No es el caso seguir comentándoles el resto de las 15 patologías, por respeto a su texto original y porque no tengo nada que pudiera mejorarlo o completarlo. Mi propósito es alentarles a leer el texto completo, no tan extenso como muy ameno. No se pierdan el diagnóstico del chismoso y del murmurador, con sus campeones en la siembra de cizaña y en asesinar por la espalda a sangre fría; ni la enfermedad de divinizar a los jefes, con sus cortejos y adulaciones, ni la patología de los círculos cerrados o castas selectas, salones de iniciados y mandones, ni las patologías de la acumulación de bienes materiales, cuya seguridad psicológica se cimenta en el tener más y más, sin darse cuenta de que son unos “desgraciados, dignos de compasión, pobres, ciegos y desnudos…”; ni la enfermedad del exhibicionismo y la vanagloria mundana.

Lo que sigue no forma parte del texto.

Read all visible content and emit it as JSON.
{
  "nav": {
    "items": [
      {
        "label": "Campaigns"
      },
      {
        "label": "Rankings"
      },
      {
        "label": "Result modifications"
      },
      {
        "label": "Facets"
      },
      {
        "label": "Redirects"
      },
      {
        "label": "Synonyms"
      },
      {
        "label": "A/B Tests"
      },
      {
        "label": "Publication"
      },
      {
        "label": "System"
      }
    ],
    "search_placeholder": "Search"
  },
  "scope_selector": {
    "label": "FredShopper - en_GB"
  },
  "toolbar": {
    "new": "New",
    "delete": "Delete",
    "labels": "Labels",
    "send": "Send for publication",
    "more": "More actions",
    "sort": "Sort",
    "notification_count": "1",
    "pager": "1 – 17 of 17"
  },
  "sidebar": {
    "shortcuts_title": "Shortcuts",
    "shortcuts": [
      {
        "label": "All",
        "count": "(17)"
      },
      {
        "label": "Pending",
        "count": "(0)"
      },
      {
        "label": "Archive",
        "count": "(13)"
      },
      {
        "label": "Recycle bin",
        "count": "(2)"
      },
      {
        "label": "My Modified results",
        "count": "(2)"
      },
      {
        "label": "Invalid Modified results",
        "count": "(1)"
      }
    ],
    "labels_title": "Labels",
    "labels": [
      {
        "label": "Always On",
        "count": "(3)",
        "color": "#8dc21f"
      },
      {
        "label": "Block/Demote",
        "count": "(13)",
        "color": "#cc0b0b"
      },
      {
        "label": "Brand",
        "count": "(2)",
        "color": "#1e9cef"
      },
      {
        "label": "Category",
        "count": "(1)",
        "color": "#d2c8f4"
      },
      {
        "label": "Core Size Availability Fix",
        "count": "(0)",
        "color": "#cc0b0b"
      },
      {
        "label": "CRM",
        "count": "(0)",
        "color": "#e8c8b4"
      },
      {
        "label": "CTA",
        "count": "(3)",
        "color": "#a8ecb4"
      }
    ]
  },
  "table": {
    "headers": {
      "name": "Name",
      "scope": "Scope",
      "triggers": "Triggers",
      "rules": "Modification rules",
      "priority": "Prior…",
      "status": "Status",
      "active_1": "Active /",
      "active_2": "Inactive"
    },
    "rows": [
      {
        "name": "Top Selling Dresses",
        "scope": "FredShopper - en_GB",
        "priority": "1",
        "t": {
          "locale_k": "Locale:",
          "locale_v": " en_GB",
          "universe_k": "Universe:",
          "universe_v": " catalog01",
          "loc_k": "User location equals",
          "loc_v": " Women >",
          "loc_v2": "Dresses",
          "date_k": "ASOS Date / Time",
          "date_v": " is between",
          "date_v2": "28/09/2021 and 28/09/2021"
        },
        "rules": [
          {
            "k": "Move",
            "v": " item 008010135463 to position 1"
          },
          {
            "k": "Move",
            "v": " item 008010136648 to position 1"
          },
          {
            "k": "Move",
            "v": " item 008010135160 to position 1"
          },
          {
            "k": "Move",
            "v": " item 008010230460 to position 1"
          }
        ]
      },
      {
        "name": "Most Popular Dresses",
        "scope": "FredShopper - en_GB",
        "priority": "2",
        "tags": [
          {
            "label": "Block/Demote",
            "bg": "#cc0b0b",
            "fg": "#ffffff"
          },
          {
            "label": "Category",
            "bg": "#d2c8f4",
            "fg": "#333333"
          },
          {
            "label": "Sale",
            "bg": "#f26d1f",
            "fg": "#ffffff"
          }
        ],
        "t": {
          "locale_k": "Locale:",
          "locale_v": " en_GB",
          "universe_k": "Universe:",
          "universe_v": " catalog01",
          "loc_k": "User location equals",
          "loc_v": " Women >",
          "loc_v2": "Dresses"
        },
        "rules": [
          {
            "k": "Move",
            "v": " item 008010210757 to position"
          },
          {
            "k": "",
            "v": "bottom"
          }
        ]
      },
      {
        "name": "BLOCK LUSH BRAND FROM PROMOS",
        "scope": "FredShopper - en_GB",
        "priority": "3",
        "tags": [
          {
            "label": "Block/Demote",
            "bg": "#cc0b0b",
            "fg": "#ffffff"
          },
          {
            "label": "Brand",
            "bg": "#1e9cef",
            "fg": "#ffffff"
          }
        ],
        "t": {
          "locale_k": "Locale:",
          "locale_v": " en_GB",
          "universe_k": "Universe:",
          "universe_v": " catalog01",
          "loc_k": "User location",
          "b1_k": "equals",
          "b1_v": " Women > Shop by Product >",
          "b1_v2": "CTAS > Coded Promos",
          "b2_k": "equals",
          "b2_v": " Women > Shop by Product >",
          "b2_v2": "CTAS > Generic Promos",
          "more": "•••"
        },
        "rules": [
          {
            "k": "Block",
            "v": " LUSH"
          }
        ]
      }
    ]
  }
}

Como toda realidad humana tiene trasero tragicómico, hay una patología cuya descripción proviene del humor de la “luz tierna y sabia” –que así describen al Espíritu de Dios- y que no tiene desperdicio en boca del Papa. Es “la cara de funeral”. Consiste en aquel prototipo de personal huraño y ceñudo, que considera que para ser serio y respetable es necesario inundarse el rostro de melancolía y severidad, tratando a los demás –sobre todo a los inferiores- con rigidez, dureza, arrogancia y alguna saña. Añade el Papa que esa “severidad teatral y pesimismo estéril” (sic) son a menudo síntomas de inseguridad en sí mismos y miedo a los demás, a los que por eso castiga. Un corazón lleno de Dios –receta Francisco- es un corazón feliz que irradia alegría y humor. “Qué bien nos sienta una buena dosis de sano humorismo”, termina el Papa.

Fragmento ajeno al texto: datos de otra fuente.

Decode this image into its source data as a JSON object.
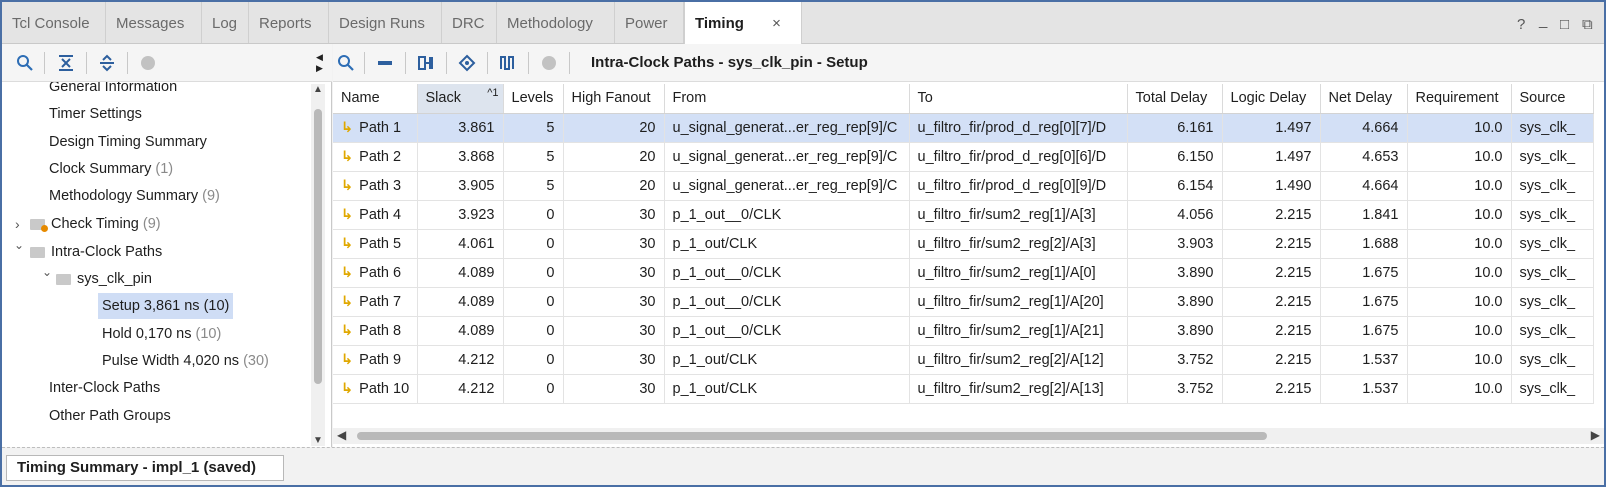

Y tomándose por la palabra, concluye con una misericordiosa anécdota: “los sacerdotes son como los aviones, sólo son noticia cuando caen, pero… hay muchos más que vuelan”. A mi me parece que las 15 patologías no son una exclusiva de la curia ni de los curas. Lo son de quienes tocan poder, olvidan la finalidad de servir, y desde esa posición, tan ansiada y codiciada –a veces a “codazos”- se aprovechan en su sólo y propio beneficio. No sé que les parecerá a ustedes. A mi me da que este Francisco, dándoles unos azotes finos a los de su Curia -cosa que nadie le reprochará-, ha logrado propinárselos a ciertos incrustados en curias e instituciones religiosas –secos, burócratas, fríos e insensibles, salvo a lo suyo- y, de paso, a toda esa caterva de vividores del poder y sus instituciones. Las civiles, me refiero.
Y ya que estamos en Navidad, habrá que reconocer que sea un bebé la señal de Dios, un recién nacido en el regazo de su madre y a su lado un padre protector de ese milagro de la vida, es un plan absolutamente ajeno a la psicología y métodos de los poderosos de éste mundo. En este sentido, además de sencillamente hermoso y revelador de dónde está lo real y verdadero, tiene el sabor del humor del Espíritu. ¡Qué disfruten la Navidad, sin caras de funeral, en la alegría y buen amor de estar junto a los suyos!